Le procès de Flavio Becca a levé le voile sur l’ingénierie financière qu’il a déployée pour financer sa collection de montres via ses sociétés et échapper à ses dettes. Le dossier répressif que Reporter.lu a consulté fournit de nombreux détails sur le système Becca ainsi que la valeur de sa fortune.

Tout au long de son médiatique procès, Flavio Becca n’a pas changé d’un iota sa ligne de défense pour tenter de faire la démonstration de la conformité avec la loi de la gestion de ses entreprises et de ses somptueuses dépenses. Le promoteur immobilier s’est présenté en grand amateur de montres de luxe, valeurs dans lesquelles il a investi près de 18 millions d’euros. Il l’a fait avec l’argent de ses sociétés, ce qui lui a valu une inculpation pour abus de biens sociaux et blanchiment.
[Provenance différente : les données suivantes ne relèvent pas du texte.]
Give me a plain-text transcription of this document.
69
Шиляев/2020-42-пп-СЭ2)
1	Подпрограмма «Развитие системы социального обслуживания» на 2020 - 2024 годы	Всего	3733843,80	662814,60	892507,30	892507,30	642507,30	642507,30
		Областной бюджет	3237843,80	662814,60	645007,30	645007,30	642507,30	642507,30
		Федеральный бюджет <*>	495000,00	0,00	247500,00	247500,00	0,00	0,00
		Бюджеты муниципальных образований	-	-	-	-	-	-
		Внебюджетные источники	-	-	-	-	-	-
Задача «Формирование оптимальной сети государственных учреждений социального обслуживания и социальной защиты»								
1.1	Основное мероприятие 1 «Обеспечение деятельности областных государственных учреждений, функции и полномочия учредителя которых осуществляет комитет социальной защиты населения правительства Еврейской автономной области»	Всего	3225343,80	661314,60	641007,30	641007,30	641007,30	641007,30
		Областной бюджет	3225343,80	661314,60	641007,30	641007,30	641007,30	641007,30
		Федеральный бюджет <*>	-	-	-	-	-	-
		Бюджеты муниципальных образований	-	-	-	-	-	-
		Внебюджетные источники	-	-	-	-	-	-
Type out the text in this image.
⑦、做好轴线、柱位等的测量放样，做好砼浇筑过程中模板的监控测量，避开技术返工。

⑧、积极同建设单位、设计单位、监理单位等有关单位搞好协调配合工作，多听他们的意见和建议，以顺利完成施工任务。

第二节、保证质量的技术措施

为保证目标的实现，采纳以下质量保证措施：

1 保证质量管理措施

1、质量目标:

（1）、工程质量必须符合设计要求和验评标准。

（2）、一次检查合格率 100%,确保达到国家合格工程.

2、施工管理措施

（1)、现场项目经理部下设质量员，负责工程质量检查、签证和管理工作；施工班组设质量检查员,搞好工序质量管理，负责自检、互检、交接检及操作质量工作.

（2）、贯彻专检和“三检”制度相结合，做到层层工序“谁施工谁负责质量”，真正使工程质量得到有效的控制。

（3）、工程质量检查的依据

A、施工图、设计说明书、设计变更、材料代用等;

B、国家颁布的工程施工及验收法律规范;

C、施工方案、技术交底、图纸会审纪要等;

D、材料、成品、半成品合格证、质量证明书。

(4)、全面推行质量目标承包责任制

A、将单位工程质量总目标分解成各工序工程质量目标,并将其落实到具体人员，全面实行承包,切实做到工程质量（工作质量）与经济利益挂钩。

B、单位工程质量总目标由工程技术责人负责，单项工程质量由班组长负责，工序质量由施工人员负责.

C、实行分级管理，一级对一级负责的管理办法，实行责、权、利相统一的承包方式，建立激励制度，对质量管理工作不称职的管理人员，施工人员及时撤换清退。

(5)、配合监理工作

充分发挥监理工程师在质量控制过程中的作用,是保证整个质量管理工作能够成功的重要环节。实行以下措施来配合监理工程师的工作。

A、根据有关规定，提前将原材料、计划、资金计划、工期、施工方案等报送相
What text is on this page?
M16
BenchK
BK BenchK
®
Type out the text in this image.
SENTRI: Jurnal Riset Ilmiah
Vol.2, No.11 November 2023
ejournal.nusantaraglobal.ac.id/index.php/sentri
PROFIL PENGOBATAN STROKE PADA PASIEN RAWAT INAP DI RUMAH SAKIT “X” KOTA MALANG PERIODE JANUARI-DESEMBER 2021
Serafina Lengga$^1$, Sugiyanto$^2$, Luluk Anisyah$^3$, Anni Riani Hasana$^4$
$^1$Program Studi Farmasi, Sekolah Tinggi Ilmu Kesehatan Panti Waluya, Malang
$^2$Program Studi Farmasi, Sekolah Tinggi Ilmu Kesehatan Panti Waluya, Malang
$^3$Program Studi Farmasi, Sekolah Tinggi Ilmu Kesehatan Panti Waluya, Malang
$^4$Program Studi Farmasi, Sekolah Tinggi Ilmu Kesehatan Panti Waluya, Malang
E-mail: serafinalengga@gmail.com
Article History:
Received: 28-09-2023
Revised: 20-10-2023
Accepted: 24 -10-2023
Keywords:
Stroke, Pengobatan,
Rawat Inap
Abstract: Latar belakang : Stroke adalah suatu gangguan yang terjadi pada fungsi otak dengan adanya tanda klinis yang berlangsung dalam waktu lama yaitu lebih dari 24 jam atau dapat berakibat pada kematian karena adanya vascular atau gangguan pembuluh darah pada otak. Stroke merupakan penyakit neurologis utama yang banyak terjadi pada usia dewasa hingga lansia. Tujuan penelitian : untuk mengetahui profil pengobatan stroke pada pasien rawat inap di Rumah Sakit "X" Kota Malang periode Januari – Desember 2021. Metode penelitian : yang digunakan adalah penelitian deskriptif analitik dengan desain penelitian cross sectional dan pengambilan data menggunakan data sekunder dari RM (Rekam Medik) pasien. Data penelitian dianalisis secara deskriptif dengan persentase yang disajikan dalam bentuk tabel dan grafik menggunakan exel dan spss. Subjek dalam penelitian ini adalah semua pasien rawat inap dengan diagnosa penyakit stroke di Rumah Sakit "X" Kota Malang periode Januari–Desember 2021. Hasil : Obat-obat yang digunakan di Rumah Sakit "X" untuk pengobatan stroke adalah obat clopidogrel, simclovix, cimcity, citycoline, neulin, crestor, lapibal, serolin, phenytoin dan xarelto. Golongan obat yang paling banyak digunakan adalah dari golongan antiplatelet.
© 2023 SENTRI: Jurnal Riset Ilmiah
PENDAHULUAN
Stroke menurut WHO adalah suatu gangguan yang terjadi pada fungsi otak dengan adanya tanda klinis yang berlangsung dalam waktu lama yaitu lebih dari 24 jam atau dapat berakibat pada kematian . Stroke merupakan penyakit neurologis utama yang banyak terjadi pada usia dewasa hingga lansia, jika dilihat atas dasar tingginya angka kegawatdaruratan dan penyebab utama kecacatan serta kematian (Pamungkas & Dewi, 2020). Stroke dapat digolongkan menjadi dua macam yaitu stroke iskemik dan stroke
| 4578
Le portrait de collectionneur hors norme dont il s’est prévalu devant les juges correctionnels résiste difficilement à l’épreuve des faits documentés à l’audience et par le dossier répressif. L’absence d’inventaire ou d’un catalogue de ses plus de 800 montres ne correspond ni au profil d’un collectionneur ni à celui d’un investisseur.

«Ni un investissement, ni un placement»

D’autant que le prévenu a pendant longtemps entretenu sa passion dévorante pour les belles montres et fait financer son train de vie épicurien, in fine, aux frais du contribuable luxembourgeois avant d’être rattrapé en 2010 par le fisc puis par la justice.

Son procès a mis à nu des mécanismes opaques, mais bien rodés, d’évitement des impôts à plusieurs niveaux: exonération de TVA d’abord, non paiement des impôts sur les dividendes ensuite et allégement des impôts sur les collectivités enfin. Le montant des préjudices n’est pas aisé à déterminer et n’a pas été au centre de la procédure, ni du débat aux audiences. Le procès en janvier de Flavio Becca n’a pas été celui de la transgression fiscale, les préventions retenues à sa charge étant celles de l’abus de biens sociaux et du blanchiment qui pourraient lui valoir de la prison ferme.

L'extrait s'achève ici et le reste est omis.